The environment in which CUDs are currently operating is different than when ECFiber was created. In particular, Vermont has chosen to heavily subsidize CUDs’ fiber deployments by leveraging $200M+ in ARPA funds. Grantees typically book grants as revenue, even though those funds can only be used for capital expenditures (i.e., building networks). Even so, this accounting dynamic skews CUDs’ balance sheets.
For example, DVFiber, another CUD in the state, has received $27M+ in construction grants from the state and another $5M+ in pre-construction grants. On its balance sheet, these grants help give the appearance that DVFiber is operating in the black:
However, if the grant funds are removed from the balance sheet, the CUD’s financials change dramatically. Its revenues in 2024 – $465,442 (operating) + $200,382 (other) – are much less than its expenses – $600,977 (admin costs) + $430,362 (operating costs) – yielding negative net income of -$365,515.

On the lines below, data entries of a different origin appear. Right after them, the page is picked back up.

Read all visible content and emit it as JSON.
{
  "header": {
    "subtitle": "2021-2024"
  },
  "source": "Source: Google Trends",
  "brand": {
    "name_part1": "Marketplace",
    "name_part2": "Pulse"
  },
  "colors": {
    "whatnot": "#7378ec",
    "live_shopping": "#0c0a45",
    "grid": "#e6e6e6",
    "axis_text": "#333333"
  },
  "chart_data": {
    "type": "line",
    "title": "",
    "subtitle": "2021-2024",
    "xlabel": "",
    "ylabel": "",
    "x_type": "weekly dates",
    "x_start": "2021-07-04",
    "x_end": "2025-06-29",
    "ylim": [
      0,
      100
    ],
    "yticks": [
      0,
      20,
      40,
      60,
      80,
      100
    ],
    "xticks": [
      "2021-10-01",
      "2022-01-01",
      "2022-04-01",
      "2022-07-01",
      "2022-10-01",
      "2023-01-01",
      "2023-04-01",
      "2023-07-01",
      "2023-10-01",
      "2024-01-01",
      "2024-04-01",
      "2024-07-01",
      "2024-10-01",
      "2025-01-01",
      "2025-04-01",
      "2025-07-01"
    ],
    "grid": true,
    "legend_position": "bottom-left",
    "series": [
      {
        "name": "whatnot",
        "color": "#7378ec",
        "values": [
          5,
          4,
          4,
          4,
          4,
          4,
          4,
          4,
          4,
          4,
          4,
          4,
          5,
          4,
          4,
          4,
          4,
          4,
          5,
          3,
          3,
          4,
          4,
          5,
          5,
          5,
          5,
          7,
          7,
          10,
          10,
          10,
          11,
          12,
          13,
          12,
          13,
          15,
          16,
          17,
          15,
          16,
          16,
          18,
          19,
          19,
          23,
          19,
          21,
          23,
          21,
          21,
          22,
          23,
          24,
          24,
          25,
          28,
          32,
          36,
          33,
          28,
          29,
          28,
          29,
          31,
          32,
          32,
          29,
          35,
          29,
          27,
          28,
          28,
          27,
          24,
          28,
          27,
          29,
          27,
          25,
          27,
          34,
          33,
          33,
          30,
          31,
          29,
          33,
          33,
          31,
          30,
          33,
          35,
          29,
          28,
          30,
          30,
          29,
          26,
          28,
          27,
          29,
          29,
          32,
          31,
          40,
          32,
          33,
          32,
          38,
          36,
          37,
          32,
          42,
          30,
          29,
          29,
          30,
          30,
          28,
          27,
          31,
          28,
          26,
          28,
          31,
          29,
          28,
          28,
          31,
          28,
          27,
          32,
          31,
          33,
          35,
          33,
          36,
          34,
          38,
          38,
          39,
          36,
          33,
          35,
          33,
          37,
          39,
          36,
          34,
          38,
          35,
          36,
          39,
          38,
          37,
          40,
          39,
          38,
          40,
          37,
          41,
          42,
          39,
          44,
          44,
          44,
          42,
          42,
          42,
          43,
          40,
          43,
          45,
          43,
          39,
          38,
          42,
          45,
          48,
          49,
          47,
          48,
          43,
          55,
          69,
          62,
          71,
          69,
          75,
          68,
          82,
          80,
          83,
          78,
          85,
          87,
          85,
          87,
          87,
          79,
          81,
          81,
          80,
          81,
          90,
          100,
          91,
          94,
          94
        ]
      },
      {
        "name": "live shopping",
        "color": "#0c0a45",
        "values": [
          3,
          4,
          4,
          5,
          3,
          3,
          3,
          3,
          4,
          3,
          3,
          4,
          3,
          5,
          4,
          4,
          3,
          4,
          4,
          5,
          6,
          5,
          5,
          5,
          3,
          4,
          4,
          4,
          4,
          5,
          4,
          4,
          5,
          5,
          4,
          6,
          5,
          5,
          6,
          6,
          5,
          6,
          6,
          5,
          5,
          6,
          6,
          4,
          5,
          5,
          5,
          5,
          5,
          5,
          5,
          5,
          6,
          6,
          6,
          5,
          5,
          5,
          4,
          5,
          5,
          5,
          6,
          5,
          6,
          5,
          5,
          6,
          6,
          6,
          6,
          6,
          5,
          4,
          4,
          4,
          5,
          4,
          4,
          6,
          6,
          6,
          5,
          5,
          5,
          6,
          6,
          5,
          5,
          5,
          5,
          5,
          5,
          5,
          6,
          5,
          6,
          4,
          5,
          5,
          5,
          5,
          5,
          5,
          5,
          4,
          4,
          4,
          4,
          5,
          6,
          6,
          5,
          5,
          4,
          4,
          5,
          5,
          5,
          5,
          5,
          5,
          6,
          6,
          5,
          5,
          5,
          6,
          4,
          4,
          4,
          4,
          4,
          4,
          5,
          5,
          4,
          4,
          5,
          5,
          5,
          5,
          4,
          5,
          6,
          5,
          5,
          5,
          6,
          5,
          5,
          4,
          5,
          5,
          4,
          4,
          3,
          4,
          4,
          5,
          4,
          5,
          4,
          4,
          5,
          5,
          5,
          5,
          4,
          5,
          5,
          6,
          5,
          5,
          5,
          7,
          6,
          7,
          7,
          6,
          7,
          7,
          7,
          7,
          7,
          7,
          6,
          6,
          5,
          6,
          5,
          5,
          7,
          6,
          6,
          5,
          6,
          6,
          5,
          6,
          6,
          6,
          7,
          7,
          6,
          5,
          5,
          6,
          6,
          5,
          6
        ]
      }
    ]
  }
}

This dynamic is evident for all other CUDs in the state: Maple Broadband, Chittenden County, NEK Broadband, Lamoille Fibernet, Northwest Fiberworx, and Southern Vermont (Otter Creek CUD is still in its early stages).
Given their reliance on state funding to support deployment, it is unclear whether these CUDs will have the wherewithal to self-sustain like ECFiber, which had little choice to do so because of its debt repayment obligations. Unlike bonds, state grants do not have to be repaid. In short, ECFiber might be an outlier among Vermont’s CUDs.
It should also be noted that ILSR and AAPB appear to be supportive of the CUD law in Vermont, which permits municipal broadband via multi-city partnerships only if very specific criteria are met (e.g., no use of city taxpayer funds; the CUD must self-sustain; etc.) and subject to a host of robust governance, transparency, and accountability requirements. ILSR and AAPB, however, have advocated against similarly comprehensive laws in other states that have sought to manage muni broadband decision-making at the local level.
Takeaways
The narrative provided by the ILSR/AAPB webinar is highly curated and contains only those pieces of information about the chosen “model” muni broadband systems – FairlawnGig and ECFiber – that fit its narrative. The preceding analysis provides additional context and information about these systems so that local officials and others who might rely on these “models” have all the data needed to make informed decisions about whether a particular deployment approach or financing arrangement makes sense.
Going forward, local officials should endeavor to have all information available to them as they make broadband-related decisions. The ILSR/AAPB webinar offers an illustrative case study of how those who promote municipal broadband – advocacy groups, consultants, and others – typically cherry-pick the sources, data, and information presented to local officials who are curious about these projects. The ACLP strives to provide local officials and other stakeholders with the full picture of muni broadband – the good, the bad, and the ugly.